Après avoir exigé un prix basé essentiellement sur des données et des plans fournis par ses professionnels experts dans leur domaine, il paraît déraisonnable et contraire à l’obligation générale de bonne foi de dénuer de tout effet l’obligation de renseignement ainsi assumée à l’égard des contractants. C’est donc à bon droit que le juge a décidé que la clause 11.2.1 devait être écartée[61].

Le critère de l’écart par rapport au droit commun, aux dispositions supplétives du Code civil a également été décisif dans plusieurs autres affaires. Ainsi, la clause d’un contrat de distribution de cartes d’autobus qui rendait le revendeur responsable de la perte des cartes, même en cas de force majeure, a été jugée abusive[62], de même qu’un contrat de location de voiture qui prétendait rendre le locataire responsable de tout dommage subi par le véhicule même s’il y avait cas fortuit ou force majeure[63]. Une clause d’un contrat de construction prétendant rendre l’entrepreneur responsable de dommages subis par l’ouvrage même après que le client en sera devenu propriétaire a été annulée, notamment parce qu’elle s’écartait des règles prévues par les articles 950 et 2115 C.c.Q.[64] La clause d’un contrat de construction qui libérait le donneur d’ouvrage de l’obligation de verser des intérêts sur les paiements en retard a également été jugée abusive[65]. C’est ce critère qui semble également avoir été appliqué dans une affaire récente impliquant une clause d’arbitrage dans un contrat de services de téléphonie cellulaire[66]. Constatant que cette clause avait pour effet de priver le consommateur de l’accès à la Division des petites créances de la Cour du Québec, pour y substituer un arbitrage privé « payant », le tribunal, cachant mal son indignation devant un tel procédé, a sommairement déclaré la clause invalide. Le jugement ne fait pas mention de l’arrêt Dell de la Cour suprême, où les juges avaient exprimé des doutes quant au caractère abusif de telles clauses[67].

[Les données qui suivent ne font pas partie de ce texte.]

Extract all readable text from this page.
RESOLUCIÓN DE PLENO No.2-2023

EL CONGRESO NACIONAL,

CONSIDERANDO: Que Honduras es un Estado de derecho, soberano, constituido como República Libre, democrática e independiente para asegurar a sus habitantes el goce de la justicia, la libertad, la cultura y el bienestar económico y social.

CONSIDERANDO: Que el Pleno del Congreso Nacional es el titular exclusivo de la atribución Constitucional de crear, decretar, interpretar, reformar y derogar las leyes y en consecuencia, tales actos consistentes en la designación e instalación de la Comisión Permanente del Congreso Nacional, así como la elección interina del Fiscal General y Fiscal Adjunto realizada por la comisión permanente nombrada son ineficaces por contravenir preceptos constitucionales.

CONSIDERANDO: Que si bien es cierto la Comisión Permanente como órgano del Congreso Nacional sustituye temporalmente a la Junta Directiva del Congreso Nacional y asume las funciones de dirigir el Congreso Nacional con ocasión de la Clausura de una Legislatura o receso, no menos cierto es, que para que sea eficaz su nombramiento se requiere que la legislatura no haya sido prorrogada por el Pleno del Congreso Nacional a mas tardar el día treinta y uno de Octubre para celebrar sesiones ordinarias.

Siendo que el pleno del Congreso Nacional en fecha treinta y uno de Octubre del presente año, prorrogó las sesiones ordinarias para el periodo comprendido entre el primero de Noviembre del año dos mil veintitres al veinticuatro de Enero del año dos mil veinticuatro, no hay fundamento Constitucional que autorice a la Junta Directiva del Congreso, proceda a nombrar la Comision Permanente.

Certains jugements se fondent plutôt sur la dérogation aux « obligations essentielles » du contrat. Ce concept, d’ailleurs mentionné à l’article 1437, semble se référer aux obligations les plus caractéristiques du contrat en cause. Si une clause accessoire a pour effet de miner ces obligations essentielles, elle pourrait être jugée abusive.

Par exemple, une clause du contrat de transport aérien imposé par Air Canada à ses passagers prétendait exonérer la compagnie en cas de correspondance manquée, sans qu’elle ait à prouver une situation s’apparentant à la force majeure. La Cour du Québec a jugé cette clause abusive, se fondant sur les arguments suivants :

La clause abusive peut l’être à divers titres notamment parce qu’elle va à l’encontre de ce que la partie la plus vulnérable au contrat pouvait escompter.

À moins d’une raison majeure ou des motifs de force majeure cette clause paraît déraisonnable parce qu’elle ne répond pas à l’obligation essentielle découlant du contrat soit d’assurer la correspondance entre les vols aériens jusqu’à destination[68].

Il est intéressant de constater la combinaison de motifs substantiels et processuels dans cet extrait. En effet, la clause est d’abord mesurée à l’aune de ce que le juge désigne comme le coeur du contrat, son « obligation essentielle », qui serait d’assurer le transport dans les délais prévus. Il serait abusif de tenter de se dégager de sa responsabilité pour le manquement à l’obligation essentielle. Cependant, le premier paragraphe de l’extrait cité évalue aussi l’abus à l’aune de ce que l’adhérent pouvait escompter, c’est-à-dire de la représentation qu’il se faisait du contrat. Le juge se rapproche donc du fondement processuel de l’abus, en ce sens que l’écart entre la clause et la représentation que l’adhérent se faisait du contrat constituerait une forme d’erreur, un vice de consentement. Le juge tenterait, en quelque sorte, de reconstruire la perception que l’adhérent, souvent un consommateur, se faisait des principales caractéristiques du contrat qu’il concluait. Le consentement de l’adhérent aurait été donné quant à ces caractéristiques principales, mais pas quant aux clauses secondaires. Or, toute dérogation à ces caractéristiques principales, par l’entremise d’une clause secondaire présumée inconnue, porterait atteinte au consentement de l’adhérent, donné au regard des caractéristiques principales ou des « obligations essentielles ».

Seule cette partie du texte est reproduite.